Nossa memória nacional dura somente seis meses. Acredito firmemente que tudo de pior que acontece no país é esquecido no período de um semestre.
A amnésia nos cobre de injustiça. Em janeiro, testemunhamos o genocídio indígena, com registros assustadores de crianças yanomami adoecidas em Roraima, deitadas na rede com todas as costelas aparecendo, consumidas pela verminose e desidratação. Cerca de 10.193 menores estavam desassistidos. 52% dessas crianças se mostravam desnutridas, índice que em comunidades de difícil acesso chegava a 80%.

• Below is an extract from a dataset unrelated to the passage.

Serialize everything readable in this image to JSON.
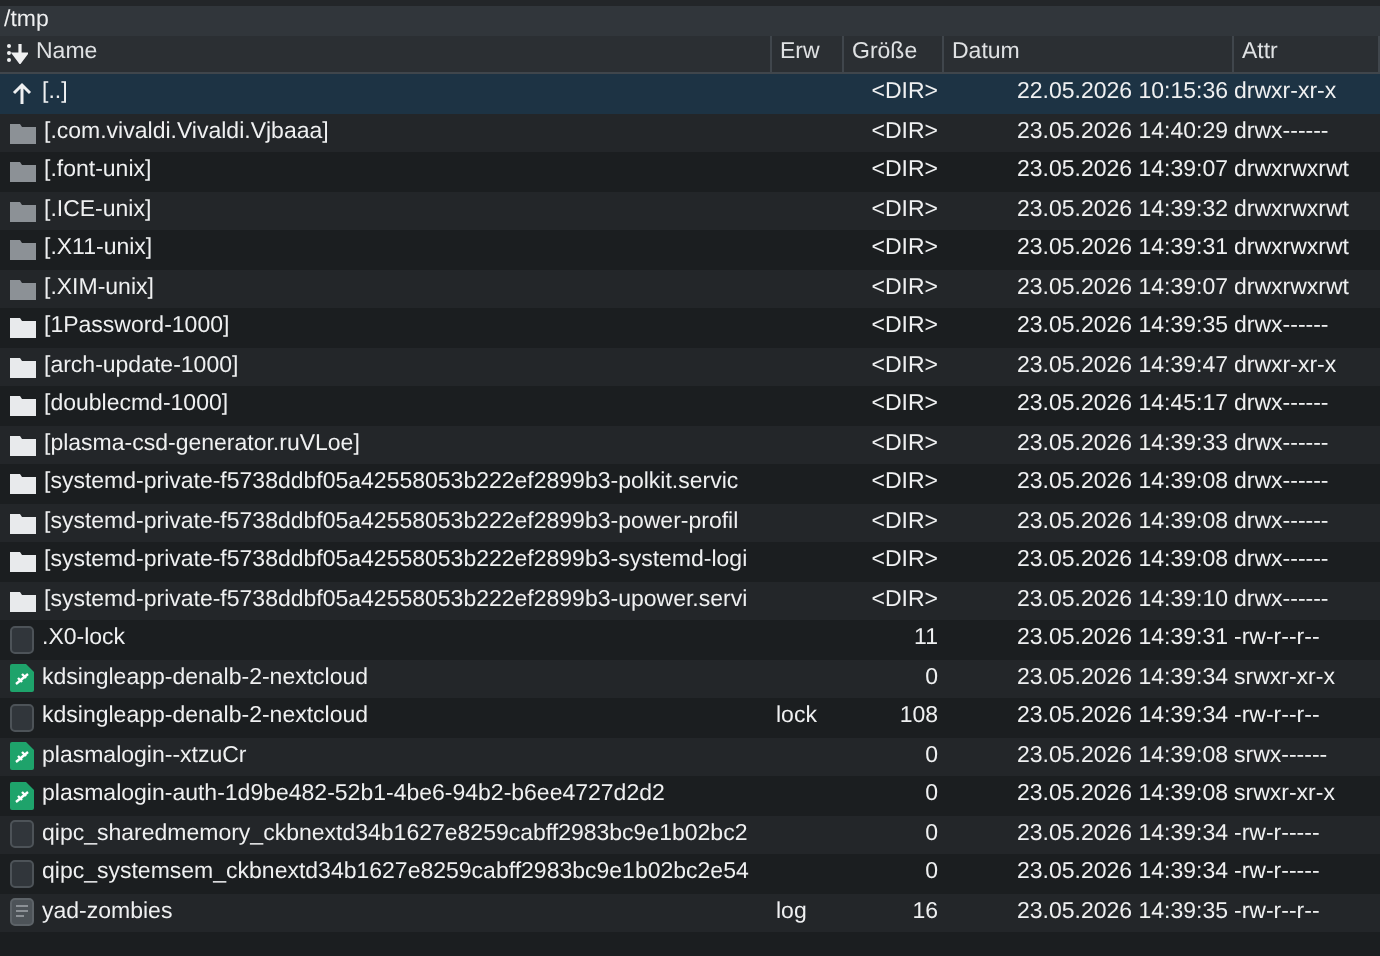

Agora a comiseração venceu sua data de validade e é aprovado na Câmara Federal o projeto de marco temporal, o que significa na prática a ausência de defesa dos povos originários contra ataques dos garimpeiros e exploração ilegal das madeireiras.
O projeto determina que as etnias só poderão reivindicar a demarcação de terras nas quais já viviam antes da Constituição de 1988. Ignora monstruosamente a desigualdade, a penúria e a violação histórica das demarcações.
Centenas de comunidades foram expulsas de suas terras, seja por disputas com latifundiários ou grileiros, seja por omissão do governo; seja por catástrofes naturais, seja por doenças como malária que proliferaram por falta de insumos.
Ou seja, neutralizaremos qualquer revisão justa diante de expropriações indevidas. Não teremos como voltar atrás para repor áreas ocupadas ilegalmente.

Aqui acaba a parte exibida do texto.